さらに、その状態が続くことでの懸念点があるといい、「欲求不満の解消だけで収まるといいが、根拠に基づかない見解を信じ込むというのは、さらにその人の主観性を強めていく。結果として物事の本質を見失って、本当に考えなければいけないことに対する意欲や興味を失っていき、発信者のみならず情報を受け取って巻き込まれた人もそういう形で本質を見誤るということにつながっていく」と指摘した。

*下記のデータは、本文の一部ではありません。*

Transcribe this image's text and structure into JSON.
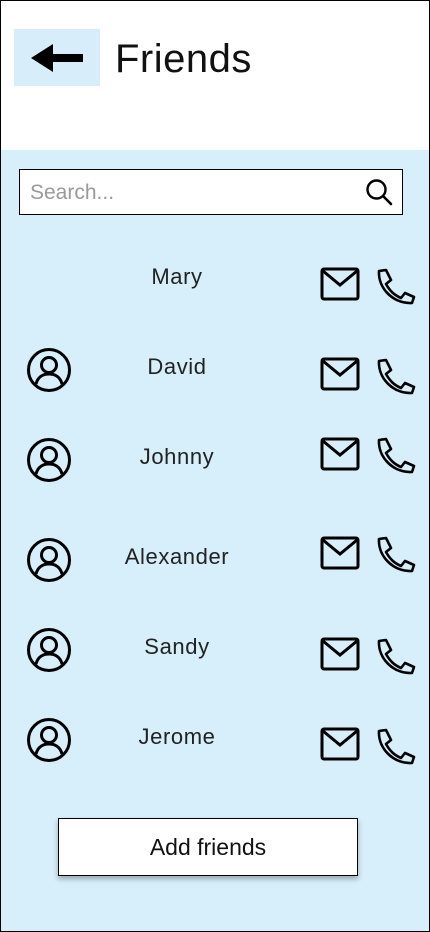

BuzzFeed Japan記者の神庭亮介氏も、ネットの陰謀論に警鐘を鳴らす。「根拠を示して下さいという話で、鳩山氏のような元総理が不確かな情報を拡散するのは非常に問題。ネット上では “フィルターバブル”といって、泡の中で自分が見たい情報ばかりを見ようとする人も少なくない。『政府の陰謀であってほしい』という願望が先に立っている」と指摘。
「点と点を結んで、複雑な事象を一気に単純化できる陰謀論には独特の快楽がある。映画や小説などのエンタメで楽しむ分にはいいが、現実世界でも陰謀論に傾斜し始めたら要注意。陰謀論は面白いだけに、用法用量を守って正しく扱うことが必要」と話す。
神庭氏はまた、沢尻エリカ容疑者が出演予定のNHK大河ドラマ『麒麟がくる』について、署名サイトで「収録分を予定通り放映してほしい」という動きがあることに注目する。署名はすでに2万人以上(19日21時時点)が集まっている。
「芸能人の不祥事がある度に『テレビに映すのはけしからん』『降板させて録り直し』ということを繰り返しているが、あまり建設的ではない。こと薬物事案に関しては、制裁を与えてスッキリするよりも、『事件前に収録したものです』と断ったうえでそのまま放送し、注意書きに薬物の相談窓口でも載せた方が依存症対策になる。再撮影にかかる受信料も節約できるのでは」との考えを示した。
そんな中、NHKは覚醒剤所持の疑いで田代まさし容疑者が逮捕されたことを受けて非公開にしていた『バリバラ』内の企画「教えて★マーシー先生」の番組サマリー記事を、15日に再掲載した。その理由について「薬物依存症と向き合う番組のメッセージや姿勢は変わらず大切なものだと考えているので、一部の表現を修正したうえで再掲載することにした」と説明している。
このNHKの対応に、神庭氏は「英断だと思う。番組の中で田代さんは薬物依存から立ち直ることの大変さを繰り返し述べていたが、実際に逮捕され、その言葉を身をもって体現してしまった。今こそ放送する価値のある番組だと思うし、動画は非公開のままとはいえ、まずサマリー記事だけでも再掲載したことは評価できる。大河への対応も含めて、線引きをどうするか考え直す時期にきているのではないか」と述べた。